A few years ago, I interviewed Betty Davis. In the 1970s, Davis was the wife of Miles Davis and a talented and accomplished musician in her own right. Her funk records were a bit short on vocal melody, but jam-packed with amazing grooves and raw themes. Her band featured the best funk players in the world. She was also spectacularly good looking and prone to wearing wild stage outfits.
In the late 70s, she disappeared from the music scene, and was very nearly never heard from again. At one point, a fan tracked her down so she could get the tens of thousands of dollars in royalties that she was owed by ASCAP/BMI, but she hadn’t spoken publicly, much less recorded, in 20 years.

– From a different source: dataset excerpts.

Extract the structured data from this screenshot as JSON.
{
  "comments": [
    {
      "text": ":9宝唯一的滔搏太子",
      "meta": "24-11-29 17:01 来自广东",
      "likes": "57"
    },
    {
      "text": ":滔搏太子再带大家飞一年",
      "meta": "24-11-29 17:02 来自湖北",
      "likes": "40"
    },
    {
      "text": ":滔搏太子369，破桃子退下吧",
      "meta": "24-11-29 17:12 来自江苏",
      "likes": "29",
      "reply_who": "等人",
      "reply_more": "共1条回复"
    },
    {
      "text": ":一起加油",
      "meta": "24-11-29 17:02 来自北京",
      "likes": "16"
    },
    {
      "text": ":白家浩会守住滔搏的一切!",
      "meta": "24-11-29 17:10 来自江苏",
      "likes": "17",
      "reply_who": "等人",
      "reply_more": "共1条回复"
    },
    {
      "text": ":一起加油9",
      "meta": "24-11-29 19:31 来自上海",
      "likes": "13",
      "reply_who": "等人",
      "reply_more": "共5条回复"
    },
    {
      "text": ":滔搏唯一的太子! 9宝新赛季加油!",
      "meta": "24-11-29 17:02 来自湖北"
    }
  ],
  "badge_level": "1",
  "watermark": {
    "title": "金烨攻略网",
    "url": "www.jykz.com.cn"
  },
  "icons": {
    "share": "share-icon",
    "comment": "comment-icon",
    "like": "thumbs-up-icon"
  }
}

Her discography was re-released by Light in the Attic Records in 2007. She did an interview with our friend Oliver Wang for the liner notes, but that was about it. I’m a huge fan, and the people at Light in the Attic love public radio, so after weeks of concerted effort, we got her to agree to an interview with The Sound. The conditions: she wouldn’t go to a studio and I wouldn’t call her directly.
Our interview with Ms. Davis is one of our most popular – I think because Ms. Davis has so many fans desperate for a scrap of information about her life and career.The final interview, I think, came out pretty well. It has lots of her great music livening things up, and lots and lots of interview editing.
Since folks always ask me about this interview, I thought I’d share with you the raw audio of our conversation. Understand that the amount of editing that went into this show is very atypical – all TSOYA interviews don’t sound like this in raw form. Just this one. Undoubtedly the most difficult interview of my life.
This raw interview runs 38 minutes. I won’t even begin to estimate what portion of that is awkward silence.